Sunday, October 16, 2005

Nietzche: The Genealogy of Morality

[…] Now it is obvious to me, first, that, following this theory, the true original source of
the concept “good” has been sought and presupposed in the wrong place: the judgment “good”
did not come from those to whom “goodness” was shown! On the contrary it was “the good”
themselves, that is, the noble, powerful, high-stationed, and high-minded who felt and posited
themselves and their activity as good, that is, of the first rank, in contradistinction to all that is
low, low-minded, common, and vulgar. It was out of this pathos of distance4 that they first took
the right to create value and to coin names for values. What does utility have to do with them!
The viewpoint of utility is, with regards to such a fiery eruption of the highest rank-ordering,
rank-distinguishing value-judgments, precisely as alien and inappropriate as possible: here the
feeling has attained just the opposite, the tepid warmth that every calculating cleverness, every
utility calculus requires – and not just once, not for one exceptional hour, but for the long term.
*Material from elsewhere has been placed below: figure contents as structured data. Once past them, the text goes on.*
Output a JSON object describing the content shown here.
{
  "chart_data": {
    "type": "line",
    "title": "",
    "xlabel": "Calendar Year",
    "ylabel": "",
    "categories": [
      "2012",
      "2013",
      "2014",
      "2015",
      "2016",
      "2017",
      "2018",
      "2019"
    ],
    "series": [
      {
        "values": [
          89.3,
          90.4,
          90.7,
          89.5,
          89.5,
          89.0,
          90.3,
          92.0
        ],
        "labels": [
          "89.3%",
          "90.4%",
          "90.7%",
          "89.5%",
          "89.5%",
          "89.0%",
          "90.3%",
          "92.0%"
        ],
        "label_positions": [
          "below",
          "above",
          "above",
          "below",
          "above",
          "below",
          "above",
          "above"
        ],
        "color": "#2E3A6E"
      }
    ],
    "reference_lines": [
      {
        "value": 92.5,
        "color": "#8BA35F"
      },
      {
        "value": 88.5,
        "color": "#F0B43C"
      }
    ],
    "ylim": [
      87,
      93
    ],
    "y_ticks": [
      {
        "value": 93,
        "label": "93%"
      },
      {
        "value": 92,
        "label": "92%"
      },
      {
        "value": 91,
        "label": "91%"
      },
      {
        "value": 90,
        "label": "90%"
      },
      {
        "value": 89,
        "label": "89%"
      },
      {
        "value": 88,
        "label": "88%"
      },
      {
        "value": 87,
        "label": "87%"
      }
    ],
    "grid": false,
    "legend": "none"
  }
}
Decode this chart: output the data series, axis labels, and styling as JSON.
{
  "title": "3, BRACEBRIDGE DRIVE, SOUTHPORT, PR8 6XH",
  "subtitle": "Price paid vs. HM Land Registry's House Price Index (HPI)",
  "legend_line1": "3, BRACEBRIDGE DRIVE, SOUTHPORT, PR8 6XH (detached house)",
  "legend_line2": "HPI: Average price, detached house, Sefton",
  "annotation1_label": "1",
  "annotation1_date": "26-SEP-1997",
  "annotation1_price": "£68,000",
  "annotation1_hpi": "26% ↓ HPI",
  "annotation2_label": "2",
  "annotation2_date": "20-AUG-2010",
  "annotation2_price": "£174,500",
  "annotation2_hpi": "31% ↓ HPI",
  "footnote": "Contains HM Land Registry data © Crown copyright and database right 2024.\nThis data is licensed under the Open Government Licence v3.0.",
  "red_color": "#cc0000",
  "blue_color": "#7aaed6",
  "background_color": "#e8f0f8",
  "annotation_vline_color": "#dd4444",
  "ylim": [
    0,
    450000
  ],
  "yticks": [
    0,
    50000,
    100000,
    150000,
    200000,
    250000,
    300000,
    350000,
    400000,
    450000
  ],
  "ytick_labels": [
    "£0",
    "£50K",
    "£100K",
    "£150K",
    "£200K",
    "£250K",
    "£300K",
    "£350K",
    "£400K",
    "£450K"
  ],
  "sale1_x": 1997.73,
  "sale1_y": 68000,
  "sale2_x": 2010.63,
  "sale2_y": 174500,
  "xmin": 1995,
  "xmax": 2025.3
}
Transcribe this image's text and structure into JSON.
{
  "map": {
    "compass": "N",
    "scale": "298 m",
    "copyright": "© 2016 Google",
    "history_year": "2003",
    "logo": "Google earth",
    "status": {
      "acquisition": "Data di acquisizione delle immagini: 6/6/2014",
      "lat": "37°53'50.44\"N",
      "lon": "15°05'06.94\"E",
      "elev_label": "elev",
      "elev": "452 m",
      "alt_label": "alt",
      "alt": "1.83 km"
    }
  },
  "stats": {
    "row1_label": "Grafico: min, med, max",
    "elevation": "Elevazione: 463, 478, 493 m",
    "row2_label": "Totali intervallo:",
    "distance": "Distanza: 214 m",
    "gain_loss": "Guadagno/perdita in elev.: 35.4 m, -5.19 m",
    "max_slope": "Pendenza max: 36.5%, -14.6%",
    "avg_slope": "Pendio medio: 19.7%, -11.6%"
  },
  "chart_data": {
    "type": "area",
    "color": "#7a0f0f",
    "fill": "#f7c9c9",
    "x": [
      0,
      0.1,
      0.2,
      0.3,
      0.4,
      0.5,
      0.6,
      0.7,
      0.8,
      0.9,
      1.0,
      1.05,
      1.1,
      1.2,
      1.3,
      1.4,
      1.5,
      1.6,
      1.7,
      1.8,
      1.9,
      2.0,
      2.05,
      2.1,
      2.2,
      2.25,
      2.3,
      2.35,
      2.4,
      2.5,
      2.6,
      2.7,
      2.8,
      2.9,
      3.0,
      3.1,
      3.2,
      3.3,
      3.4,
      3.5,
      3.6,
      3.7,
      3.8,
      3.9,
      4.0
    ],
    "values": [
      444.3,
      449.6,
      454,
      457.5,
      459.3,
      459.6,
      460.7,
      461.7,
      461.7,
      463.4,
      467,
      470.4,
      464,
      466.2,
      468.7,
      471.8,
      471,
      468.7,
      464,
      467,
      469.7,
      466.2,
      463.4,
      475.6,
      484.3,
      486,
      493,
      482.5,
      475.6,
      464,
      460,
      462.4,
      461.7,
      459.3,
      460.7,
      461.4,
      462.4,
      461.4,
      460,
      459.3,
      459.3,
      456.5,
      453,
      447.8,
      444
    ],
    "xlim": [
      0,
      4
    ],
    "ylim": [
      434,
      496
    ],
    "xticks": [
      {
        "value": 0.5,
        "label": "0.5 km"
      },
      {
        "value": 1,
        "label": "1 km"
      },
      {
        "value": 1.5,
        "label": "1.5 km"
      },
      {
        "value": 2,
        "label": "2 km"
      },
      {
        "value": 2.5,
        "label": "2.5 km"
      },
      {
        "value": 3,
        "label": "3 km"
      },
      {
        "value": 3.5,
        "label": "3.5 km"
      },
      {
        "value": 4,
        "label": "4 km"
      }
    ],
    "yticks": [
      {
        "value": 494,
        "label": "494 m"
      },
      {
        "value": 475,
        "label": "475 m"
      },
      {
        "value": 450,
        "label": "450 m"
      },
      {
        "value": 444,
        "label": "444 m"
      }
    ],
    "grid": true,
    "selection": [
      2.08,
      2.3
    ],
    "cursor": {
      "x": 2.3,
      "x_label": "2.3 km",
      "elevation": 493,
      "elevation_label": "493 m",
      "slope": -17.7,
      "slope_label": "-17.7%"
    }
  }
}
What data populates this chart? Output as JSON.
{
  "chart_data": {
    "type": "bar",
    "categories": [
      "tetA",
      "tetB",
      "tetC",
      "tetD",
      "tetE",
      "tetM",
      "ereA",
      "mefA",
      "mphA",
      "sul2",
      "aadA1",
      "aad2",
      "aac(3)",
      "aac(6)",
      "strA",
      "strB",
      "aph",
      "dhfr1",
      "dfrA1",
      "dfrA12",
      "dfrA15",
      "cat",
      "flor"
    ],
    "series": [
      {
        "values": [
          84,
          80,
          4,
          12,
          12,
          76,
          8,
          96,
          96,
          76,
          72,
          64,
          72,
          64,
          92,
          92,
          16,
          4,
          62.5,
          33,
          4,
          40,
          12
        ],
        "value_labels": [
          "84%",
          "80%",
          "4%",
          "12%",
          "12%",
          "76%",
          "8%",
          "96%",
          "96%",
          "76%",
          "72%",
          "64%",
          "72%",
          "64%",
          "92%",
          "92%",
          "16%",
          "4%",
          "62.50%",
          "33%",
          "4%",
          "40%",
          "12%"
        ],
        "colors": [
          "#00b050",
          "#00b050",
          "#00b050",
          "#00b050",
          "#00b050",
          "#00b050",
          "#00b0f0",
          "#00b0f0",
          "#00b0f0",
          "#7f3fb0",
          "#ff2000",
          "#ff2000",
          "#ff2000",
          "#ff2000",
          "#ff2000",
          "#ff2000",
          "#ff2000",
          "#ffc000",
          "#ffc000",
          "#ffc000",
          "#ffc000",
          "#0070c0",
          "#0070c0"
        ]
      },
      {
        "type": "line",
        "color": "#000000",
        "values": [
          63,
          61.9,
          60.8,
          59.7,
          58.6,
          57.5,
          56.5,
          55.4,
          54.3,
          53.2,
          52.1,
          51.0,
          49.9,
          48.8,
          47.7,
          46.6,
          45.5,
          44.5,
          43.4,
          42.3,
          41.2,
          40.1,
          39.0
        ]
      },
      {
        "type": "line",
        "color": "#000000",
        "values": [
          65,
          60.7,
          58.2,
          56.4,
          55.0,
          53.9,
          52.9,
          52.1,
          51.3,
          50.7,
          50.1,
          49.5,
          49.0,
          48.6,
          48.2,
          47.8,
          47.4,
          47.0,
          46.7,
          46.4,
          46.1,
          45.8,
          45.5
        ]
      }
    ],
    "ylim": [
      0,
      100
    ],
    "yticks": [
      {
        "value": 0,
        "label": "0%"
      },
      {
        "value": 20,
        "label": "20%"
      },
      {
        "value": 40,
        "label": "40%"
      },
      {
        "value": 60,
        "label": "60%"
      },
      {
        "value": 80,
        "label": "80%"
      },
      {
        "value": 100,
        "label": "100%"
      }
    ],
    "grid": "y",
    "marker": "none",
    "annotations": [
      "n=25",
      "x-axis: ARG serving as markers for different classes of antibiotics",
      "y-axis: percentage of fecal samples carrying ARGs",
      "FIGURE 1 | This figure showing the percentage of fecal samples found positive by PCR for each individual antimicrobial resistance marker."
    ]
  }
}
The pathos of nobility and distance, as I said, the enduring and dominating complete and
fundamental feeling of a higher ruling type in relation to a lower type, to a “below” – that is the
origin of the opposition “good” and “bad.” (The lordly right of giving names extends so far that
we should allow ourselves to conceive the origin of language itself as the power-expression of
those ruling: they say “that is that and that,” they stamp every thing and event with a sound and
thereby, as it were, take possession of it.) In light of this origin, the word “good” is not from the
outset bound up necessarily with “unegoistic” actions, as is the superstition of every genealogist
of morality. Instead, only with the decline of aristocratic value-judgments did it come to pass
that the entire opposition of “egoistic” and “unegoistic” could not help but insert itself more and
more into human conscience. It is, to make use of my language, the herd instinct that with this
antithesis finally gets its word (and also its words) in.